Im Zeichen des „Grünen Hahns“
Peter Schütz, Klaus Breyer, Volker Sturm, Hans König und Frauke Wehrmann-Plaga (v.l.) eröffneten die Tagung „Und die Erde ist voll deiner Güter“ im Stift Cappel. Foto: Meschede
CAPPEL Saftig grün leuchten die Wiesen. Aber auch kräftig gelb strahlende Blumen, Tiere und Gebäudeteile zeigen die Schautafeln im Eingangsbereich des Stifts Cappel. Die Ausstellung ist ein Vorgeschmack auf die Tagung „Und die Erde ist voll deiner Güter - Kirche und Artenschutz“, die im Rahmen des kirchlichen Umweltprojekts „Der grüne Hahn“ stattfand. Organisiert hatte die Veranstaltung das Institut für Kirche und Gesellschaft der Evangelischen Kirche von Westfalen in Kooperation mit der Natur- und Umweltakademie (NUA). Pfarrer Klaus Breyer, der Umweltbeauftragte der Evangelischen Kirche von Westfalen, leitete die Tagung, an der unter anderem Hans König, Superintendent des Kirchenkreises Soest, Pfarrerin Frauke Wehrmann-Plaga und Peter Schütz von der Natur- und Umweltakademie teilnahmen.

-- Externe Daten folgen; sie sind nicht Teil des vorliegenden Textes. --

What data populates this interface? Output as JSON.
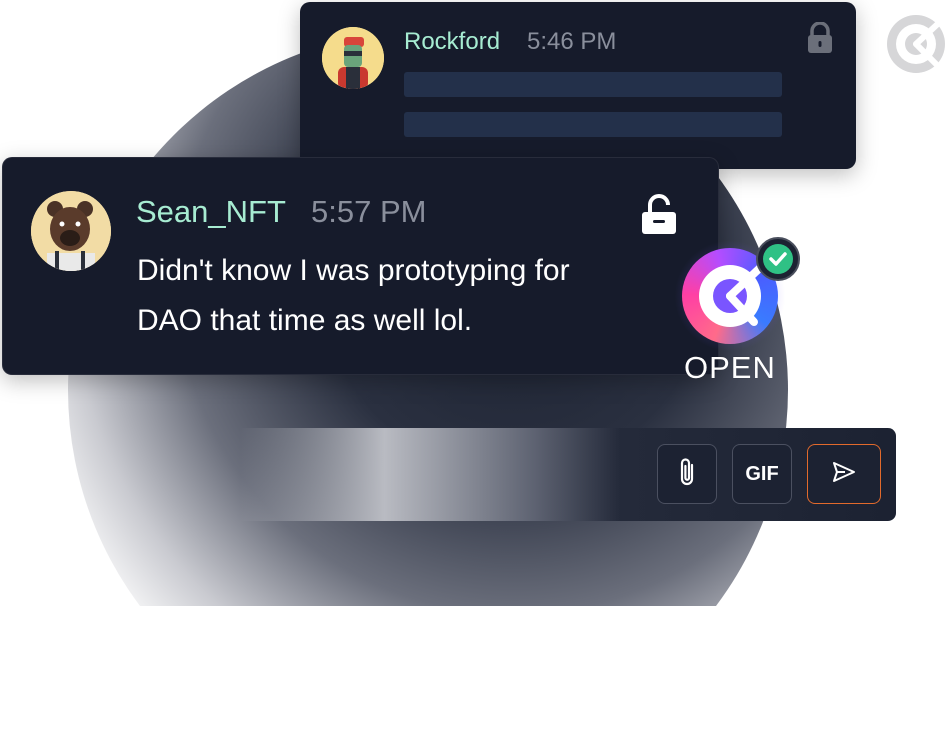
{
  "messages": {
    "rockford": {
      "name": "Rockford",
      "time": "5:46 PM",
      "avatar_icon": "punk-avatar-icon",
      "lock_icon": "lock-closed-icon"
    },
    "sean": {
      "name": "Sean_NFT",
      "time": "5:57 PM",
      "text": "Didn't know I was prototyping for DAO that time as well lol.",
      "avatar_icon": "bear-avatar-icon",
      "lock_icon": "lock-open-icon"
    }
  },
  "status": {
    "label": "OPEN",
    "icon": "check-circle-icon"
  },
  "composer": {
    "attach_icon": "paperclip-icon",
    "gif_label": "GIF",
    "send_icon": "send-icon"
  },
  "colors": {
    "card_bg": "#161b2b",
    "name": "#a7ecd2",
    "time": "#8a8f9c",
    "send_border": "#e26a2c",
    "check": "#2fc185"
  }
}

Ein buntes Programm erwartete die Besucher an diesem Tag. In einer Reihe von Vorträgen setzten sich die acht Referenten mit dem Thema Arten- und Naturschutz auseinander. Und so erfuhren die rund 60 Tagungsteilnehmer unter anderem etwas über die „Kirchen, Heimstätte für bedrohte Arten“, „Sonderstandorte an den Gebäuden: Möglichkeiten für Schwalben, Mauersegler, Mausohren und Eulen“ und Grünflächenpflege.
An die Vorträge schlossen sich Exkursionen rund um das Gelände des Stifts Cappel an. So führte beispielsweise Dr. Henning Vierhaus von der ABU des Kreises Soest interessierte Besucher um das Stift. Petra Salm nahm eine Gruppe von Männern und Frauen zum „Rundgang zur Glenne und ihrer Mündung in die Lippe“ mit und Volker Sturm von der Evangelischen Kirchengemeinde Lippstadt zeigte schließlich, wie der praktische „Biotop- und Artenschutz im Stift Cappel“ aussieht. „Die Tagung soll zeigen, was die Kirchengemeinden in ihrem unmittelbaren Umfeld für die Erhaltung der biologischen Vielfalt tun können“, sagte Breyer. Schließlich gebe es seit kurzem eine Dienstanweisung an alle evangelischen Pfarrer, die vorschreibe, „So rge für die Bewahrung der Schöpfung zu tragen. Wir beschäftigen uns innerhalb des Projekts „Grüner Hahn“ deshalb auch mit dem kirchlichen Außengelände. Wo haben wir der Natur zum Beispiel durch Parkplätze Lebensraum genommen? Welche Naturschätze können wir bergen und erhalten und der Öffentlichkeit zugänglich machen? Diese Fragen bewegen uns“, erklärte Breyer.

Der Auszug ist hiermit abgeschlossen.